Virtual Space Extra Credit

A new CLI command, here xyz join, simplifies the virtual space creation process. If you have a CSV with unique IDs, you can use join to associate its properties with geometries in an existing space, if the feature IDs match.

here xyz join spaceWithGeometries -f my.csv -k csvColumn

This command is especially useful for dealing with census tables.

Note that the join command shares many of the CSV options available in upload. More details are available in the online help via here xyz join -h.

Property Search Extra Credit

Property Search is a pretty awesome way to query your data straight from the command line. Here’s some additional examples of searches you can do.

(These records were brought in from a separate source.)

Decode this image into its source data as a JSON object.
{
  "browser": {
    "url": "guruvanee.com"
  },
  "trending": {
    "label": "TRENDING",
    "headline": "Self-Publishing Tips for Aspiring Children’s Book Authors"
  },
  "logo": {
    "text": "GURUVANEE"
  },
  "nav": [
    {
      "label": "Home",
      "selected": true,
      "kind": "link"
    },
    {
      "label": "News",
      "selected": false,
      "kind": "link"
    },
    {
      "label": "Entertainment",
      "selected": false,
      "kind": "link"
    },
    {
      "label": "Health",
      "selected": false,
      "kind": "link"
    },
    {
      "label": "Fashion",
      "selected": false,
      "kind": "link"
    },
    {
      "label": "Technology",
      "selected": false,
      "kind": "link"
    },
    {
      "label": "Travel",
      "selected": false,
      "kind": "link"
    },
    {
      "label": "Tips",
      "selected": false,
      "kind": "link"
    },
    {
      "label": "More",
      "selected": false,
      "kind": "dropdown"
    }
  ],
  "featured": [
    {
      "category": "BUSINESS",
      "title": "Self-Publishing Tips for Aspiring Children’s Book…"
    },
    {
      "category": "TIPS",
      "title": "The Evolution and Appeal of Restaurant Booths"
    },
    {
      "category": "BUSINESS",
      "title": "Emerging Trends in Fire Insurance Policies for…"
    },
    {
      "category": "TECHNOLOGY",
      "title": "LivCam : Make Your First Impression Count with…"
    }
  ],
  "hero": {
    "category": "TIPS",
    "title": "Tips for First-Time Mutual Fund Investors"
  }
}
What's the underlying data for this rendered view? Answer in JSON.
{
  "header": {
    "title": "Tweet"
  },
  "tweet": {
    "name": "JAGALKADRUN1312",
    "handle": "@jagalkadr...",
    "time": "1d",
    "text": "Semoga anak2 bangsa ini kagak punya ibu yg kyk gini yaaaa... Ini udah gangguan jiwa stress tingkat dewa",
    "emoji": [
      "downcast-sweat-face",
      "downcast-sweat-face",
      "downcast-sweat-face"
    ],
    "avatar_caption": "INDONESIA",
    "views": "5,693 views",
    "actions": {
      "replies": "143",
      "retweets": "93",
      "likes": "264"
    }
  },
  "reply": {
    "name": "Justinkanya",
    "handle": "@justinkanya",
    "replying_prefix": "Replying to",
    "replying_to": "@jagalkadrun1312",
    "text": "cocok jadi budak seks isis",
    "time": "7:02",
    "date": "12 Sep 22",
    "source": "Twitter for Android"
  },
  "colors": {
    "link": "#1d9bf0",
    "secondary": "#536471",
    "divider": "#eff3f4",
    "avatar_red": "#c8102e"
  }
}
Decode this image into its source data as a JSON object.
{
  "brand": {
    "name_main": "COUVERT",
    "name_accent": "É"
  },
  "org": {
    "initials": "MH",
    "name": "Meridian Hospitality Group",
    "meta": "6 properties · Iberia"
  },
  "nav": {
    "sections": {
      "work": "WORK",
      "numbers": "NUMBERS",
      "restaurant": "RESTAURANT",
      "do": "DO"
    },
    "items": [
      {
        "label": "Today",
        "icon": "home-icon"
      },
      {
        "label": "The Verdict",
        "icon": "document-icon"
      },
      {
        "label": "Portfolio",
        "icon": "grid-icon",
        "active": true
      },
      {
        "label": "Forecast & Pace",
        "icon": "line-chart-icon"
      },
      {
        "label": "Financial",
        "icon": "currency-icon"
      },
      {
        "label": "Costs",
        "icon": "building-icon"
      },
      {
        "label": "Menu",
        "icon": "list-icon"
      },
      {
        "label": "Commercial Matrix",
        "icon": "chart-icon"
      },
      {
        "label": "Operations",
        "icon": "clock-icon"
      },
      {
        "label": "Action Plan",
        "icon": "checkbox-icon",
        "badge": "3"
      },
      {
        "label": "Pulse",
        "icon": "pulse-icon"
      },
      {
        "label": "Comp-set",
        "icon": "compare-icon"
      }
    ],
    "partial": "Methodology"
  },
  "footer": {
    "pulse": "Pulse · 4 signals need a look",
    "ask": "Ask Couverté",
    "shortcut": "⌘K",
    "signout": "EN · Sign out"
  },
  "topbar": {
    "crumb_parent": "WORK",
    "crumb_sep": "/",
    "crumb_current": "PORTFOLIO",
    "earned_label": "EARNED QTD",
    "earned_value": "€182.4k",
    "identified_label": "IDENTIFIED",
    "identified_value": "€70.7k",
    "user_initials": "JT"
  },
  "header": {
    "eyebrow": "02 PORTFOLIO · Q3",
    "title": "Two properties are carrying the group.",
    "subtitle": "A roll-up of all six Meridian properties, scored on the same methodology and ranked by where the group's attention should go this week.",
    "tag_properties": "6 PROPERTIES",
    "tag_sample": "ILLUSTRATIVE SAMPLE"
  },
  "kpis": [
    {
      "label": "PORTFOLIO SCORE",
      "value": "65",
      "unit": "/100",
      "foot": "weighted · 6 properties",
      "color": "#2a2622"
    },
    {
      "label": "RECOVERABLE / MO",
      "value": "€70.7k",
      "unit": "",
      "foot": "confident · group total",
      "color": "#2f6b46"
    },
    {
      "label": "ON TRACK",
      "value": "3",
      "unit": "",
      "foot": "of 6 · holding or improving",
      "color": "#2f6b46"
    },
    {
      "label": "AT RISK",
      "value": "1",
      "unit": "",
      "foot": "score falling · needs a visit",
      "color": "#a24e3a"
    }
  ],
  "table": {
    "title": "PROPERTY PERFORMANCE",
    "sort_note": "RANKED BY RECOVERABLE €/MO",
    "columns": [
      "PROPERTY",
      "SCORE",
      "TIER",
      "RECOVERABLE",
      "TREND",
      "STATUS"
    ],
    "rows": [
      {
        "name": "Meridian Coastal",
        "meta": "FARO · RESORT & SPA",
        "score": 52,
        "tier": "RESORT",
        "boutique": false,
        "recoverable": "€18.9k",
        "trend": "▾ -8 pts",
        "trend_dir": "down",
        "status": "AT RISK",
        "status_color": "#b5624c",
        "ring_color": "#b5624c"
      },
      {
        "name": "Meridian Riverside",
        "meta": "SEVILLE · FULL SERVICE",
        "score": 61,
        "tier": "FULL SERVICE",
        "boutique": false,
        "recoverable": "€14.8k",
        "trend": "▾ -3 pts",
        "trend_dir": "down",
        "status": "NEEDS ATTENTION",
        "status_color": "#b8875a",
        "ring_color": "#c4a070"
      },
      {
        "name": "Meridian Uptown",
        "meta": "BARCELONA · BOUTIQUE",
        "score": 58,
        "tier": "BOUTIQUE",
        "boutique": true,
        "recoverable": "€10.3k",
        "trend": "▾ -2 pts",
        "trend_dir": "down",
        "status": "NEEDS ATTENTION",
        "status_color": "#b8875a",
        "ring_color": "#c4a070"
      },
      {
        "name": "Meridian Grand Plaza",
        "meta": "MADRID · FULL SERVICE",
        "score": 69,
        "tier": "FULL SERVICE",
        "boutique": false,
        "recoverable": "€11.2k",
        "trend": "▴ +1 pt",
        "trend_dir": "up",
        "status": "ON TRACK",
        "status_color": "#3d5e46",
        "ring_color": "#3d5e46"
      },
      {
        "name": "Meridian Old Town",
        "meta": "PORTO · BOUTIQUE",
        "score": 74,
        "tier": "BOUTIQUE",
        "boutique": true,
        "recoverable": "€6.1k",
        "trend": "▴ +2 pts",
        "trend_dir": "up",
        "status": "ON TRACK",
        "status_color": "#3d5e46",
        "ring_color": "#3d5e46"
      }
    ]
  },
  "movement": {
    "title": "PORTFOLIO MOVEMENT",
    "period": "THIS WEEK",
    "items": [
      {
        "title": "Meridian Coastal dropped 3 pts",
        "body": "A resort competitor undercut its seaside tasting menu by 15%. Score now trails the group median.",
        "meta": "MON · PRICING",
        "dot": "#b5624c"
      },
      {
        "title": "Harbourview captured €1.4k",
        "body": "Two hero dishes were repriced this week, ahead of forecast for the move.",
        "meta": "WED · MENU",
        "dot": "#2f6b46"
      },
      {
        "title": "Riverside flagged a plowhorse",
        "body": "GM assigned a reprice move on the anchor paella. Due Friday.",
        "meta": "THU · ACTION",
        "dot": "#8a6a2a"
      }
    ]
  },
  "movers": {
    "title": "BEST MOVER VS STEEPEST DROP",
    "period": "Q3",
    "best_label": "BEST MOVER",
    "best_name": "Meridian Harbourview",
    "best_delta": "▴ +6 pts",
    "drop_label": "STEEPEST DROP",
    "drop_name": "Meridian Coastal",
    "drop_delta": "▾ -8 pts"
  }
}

search for account number 1003
living-with-the-land$ here xyz show xJ0JgMnP --search "p.ACCTNUM=1003"
search parcels built after the year 2000 and have a total value over $1,000,000
living-with-the-land$ here xyz show 7CYxUQUJ --search "p.YEARBUILT>2000+p.TOTALVALUE>1000000"
search parcels built in 1989 OR 1990 AND have a total value less than $200,000
 here xyz show 7CYxUQUJ --search "p.YEARBUILT=1989,1990+p.TOTALVALUE<200000" 

And, hey!, we can add -w to any of the searches above and visualize results as well!